(Gosford walkies #31)
All morning the black clouds hung low over Gosford but there wasn't a speck of rain. As soon as I finished my walk the sky started to clear.
Wells Street East Gosford. With the sold sign on this old place I'm expecting it to be demolished next time I go past and a batch of units planned.
Wells Street Springfield.
This church looked derelict and had no sign up anywhere that I could find. But perhaps they still use it as a hall or as storage.
No idea what denomination. There was no sign. Looks Presbyterian or Anglican to me.
It looked 1940s in style and materials. That strange indentation low on the wall with the cross on it has got me puzzled.
Wells Street Springfield, near Springfield Road.
The sign reads:
"Road subject to flooding
Indicators show depth"
The deepest depth shown by the indicators was 1 metre (1,000 millimetres). The houses opposite the creek were only 500 - 750 millimetres off the ground.
Erina Creek from Yerin Bridge on Barralong Road Springfield.
Looks like it's out the back of beyond but it's scarce a hundred yards from one of the busiest intersections on the Central Coast, The Entrance Road lights at Terrigal Drive, Erina.
History plaque at Yerin Bridge.
The plaque reads:
Yerin is a powerful metaphore [sic]. It is written in the land at Erina since the Dreaming.
The picture represents the meeting of the salt water amd the fresh water in Erina Creek. The black diamonds represent the fresh water from the land. The shaded diamonds represent the salt water from the sea. The white diamonds are the lines of froth which are made where the tide of salt water rushing in from the sea comes in contact with the fresh water from the land.
But the place where this happens is on the land. It is part of the country, not part of the sea.
Yerin needs the fresh and the salt water, and the violence of their mixing to make a new kind of water, called brackish water. The brackish water cannot survive without both fresh water from the land and the salt water from the sea.
This metaphore has many meanings. Thrugh it we can learn about the difficulty of bringing opposites into creative balance."
When I started reading this my English teacher brain thought 'that second paragraph could do with some tightening up, half of it could be cut without losing the meaning'. But then I realised I was reading it wrong. It's not a standard whitefella information plaque. It's told in the way an Aboriginal elder would talk when passing knowledge and meaning onto younger members of the community. Cool.
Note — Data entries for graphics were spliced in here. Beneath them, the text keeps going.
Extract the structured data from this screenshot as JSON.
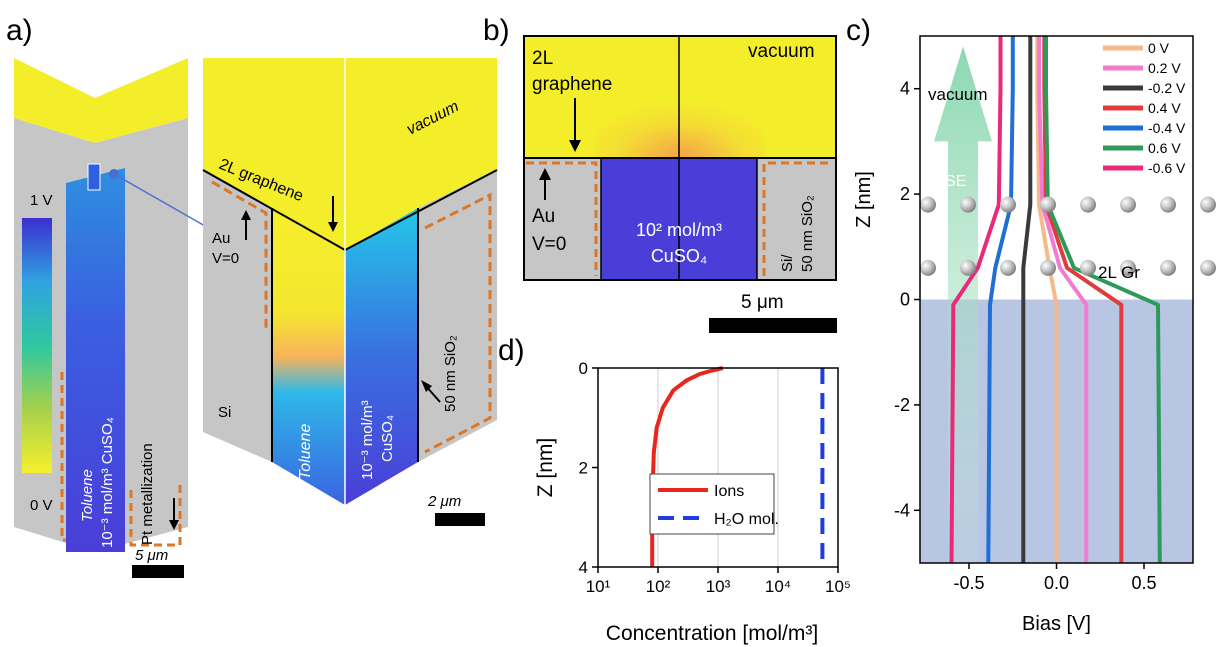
{
  "panels": {
    "a": {
      "label": "a)",
      "scale_bar_left": "5 μm",
      "scale_bar_right": "2 μm",
      "colorbar_top": "1 V",
      "colorbar_bottom": "0 V",
      "toluene": "Toluene",
      "cuso4_tall": "10⁻³ mol/m³ CuSO₄",
      "pt": "Pt metallization",
      "graphene": "2L graphene",
      "vacuum": "vacuum",
      "au": "Au",
      "v0": "V=0",
      "si": "Si",
      "cuso4_line1": "10⁻³ mol/m³",
      "cuso4_line2": "CuSO₄",
      "sio2": "50 nm SiO₂"
    },
    "b": {
      "label": "b)",
      "graphene_line1": "2L",
      "graphene_line2": "graphene",
      "vacuum": "vacuum",
      "au": "Au",
      "v0": "V=0",
      "cuso4_line1": "10² mol/m³",
      "cuso4_line2": "CuSO₄",
      "si_line1": "Si/",
      "si_line2": "50 nm SiO₂",
      "scale_bar": "5 μm"
    },
    "c": {
      "label": "c)",
      "vacuum": "vacuum",
      "se": "SE",
      "gr": "2L Gr"
    },
    "d": {
      "label": "d)"
    }
  },
  "colors": {
    "yellow": "#f4ee2a",
    "grey": "#c6c6c6",
    "blue": "#4a3ed8",
    "orange": "#d9772a",
    "electrolyte": "#b8c6e4"
  },
  "chart_data": [
    {
      "id": "c",
      "type": "line",
      "xlabel": "Bias [V]",
      "ylabel": "Z [nm]",
      "xlim": [
        -0.78,
        0.78
      ],
      "ylim": [
        -5,
        5
      ],
      "xticks": [
        -0.5,
        0.0,
        0.5
      ],
      "xtick_labels": [
        "-0.5",
        "0.0",
        "0.5"
      ],
      "yticks": [
        -4,
        -2,
        0,
        2,
        4
      ],
      "yticks_labels": [
        "-4",
        "-2",
        "0",
        "2",
        "4"
      ],
      "legend_position": "top-right",
      "series": [
        {
          "name": "0 V",
          "color": "#f5b98a",
          "x": [
            0.0,
            0.0,
            -0.04,
            -0.1,
            -0.11,
            -0.11
          ],
          "z": [
            -5,
            -0.1,
            0.6,
            1.8,
            4.0,
            5.0
          ]
        },
        {
          "name": "0.2 V",
          "color": "#f27ad0",
          "x": [
            0.17,
            0.17,
            0.02,
            -0.08,
            -0.1,
            -0.1
          ],
          "z": [
            -5,
            -0.1,
            0.6,
            1.8,
            4.0,
            5.0
          ]
        },
        {
          "name": "-0.2 V",
          "color": "#3a3a3a",
          "x": [
            -0.19,
            -0.19,
            -0.19,
            -0.15,
            -0.15,
            -0.15
          ],
          "z": [
            -5,
            -0.1,
            0.6,
            1.8,
            4.0,
            5.0
          ]
        },
        {
          "name": "0.4 V",
          "color": "#e03c3c",
          "x": [
            0.37,
            0.37,
            0.06,
            -0.06,
            -0.07,
            -0.07
          ],
          "z": [
            -5,
            -0.1,
            0.6,
            1.8,
            4.0,
            5.0
          ]
        },
        {
          "name": "-0.4 V",
          "color": "#1f6fd6",
          "x": [
            -0.39,
            -0.38,
            -0.35,
            -0.26,
            -0.25,
            -0.25
          ],
          "z": [
            -5,
            -0.1,
            0.6,
            1.8,
            4.0,
            5.0
          ]
        },
        {
          "name": "0.6 V",
          "color": "#2e9a5a",
          "x": [
            0.59,
            0.58,
            0.1,
            -0.05,
            -0.06,
            -0.06
          ],
          "z": [
            -5,
            -0.1,
            0.6,
            1.8,
            4.0,
            5.0
          ]
        },
        {
          "name": "-0.6 V",
          "color": "#e82a78",
          "x": [
            -0.6,
            -0.59,
            -0.45,
            -0.33,
            -0.32,
            -0.32
          ],
          "z": [
            -5,
            -0.1,
            0.6,
            1.8,
            4.0,
            5.0
          ]
        }
      ]
    },
    {
      "id": "d",
      "type": "line",
      "xlabel": "Concentration [mol/m³]",
      "ylabel": "Z [nm]",
      "xscale": "log",
      "xlim": [
        10,
        100000
      ],
      "ylim": [
        4,
        0
      ],
      "xticks": [
        10,
        100,
        1000,
        10000,
        100000
      ],
      "xtick_labels": [
        "10¹",
        "10²",
        "10³",
        "10⁴",
        "10⁵"
      ],
      "yticks": [
        0,
        2,
        4
      ],
      "ytick_labels": [
        "0",
        "2",
        "4"
      ],
      "grid": true,
      "legend_position": "center",
      "series": [
        {
          "name": "Ions",
          "style": "solid",
          "color": "#e8261e",
          "x": [
            1200,
            800,
            500,
            300,
            180,
            120,
            95,
            85,
            82,
            80,
            80
          ],
          "z": [
            0,
            0.05,
            0.12,
            0.25,
            0.45,
            0.8,
            1.2,
            1.7,
            2.3,
            3.0,
            4.0
          ]
        },
        {
          "name": "H₂O mol.",
          "style": "dashed",
          "color": "#1f3ee0",
          "x": [
            55000,
            55000
          ],
          "z": [
            0,
            4
          ]
        }
      ]
    }
  ]
}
Grevilleas are going nuts all over the Central Coast.
The sun came out just as I finished my walk. Such is life. It was a nice plodding walk. Just one street, no deviations or map consultations. I just plodded along looking at the scenery.
The Gosford end was mixed housing. Plenty of units and plenty of houses. 1900s to 2000s with plenty of 40s and 70s. In the area subject to flooding it was mostly seventies. The suburb must've been running out of cheap land by then and, if you don't mind wading through your living room when the creek rises, a very convenient spot to live. Gosford's five minutes drive one way and Bloody Erina (Erina Fair Shopping Centre) is five minutes the other way. The Erina end of the walk was mostly forties and seventies with a bit of light industry and a couple of horse farms around Noorumba Road.
Springfield is at the north-east (top right) corner of Brisbane Water, about 8 kays (4.97 miles) from Woy Woy. It's higher streets must have a view down into Caroline Bay on the east side of Longnose (Point Frederick).
Haven't finished walking the main part of Gosford yet, not by a long shot. This walk was just a brief whatsit. With the weather so hot already I might have only a few more weeks of walkies up Gosford way this year. When it gets too hot even at dawn I'll walk in Woy Woy again like I did last Christmas.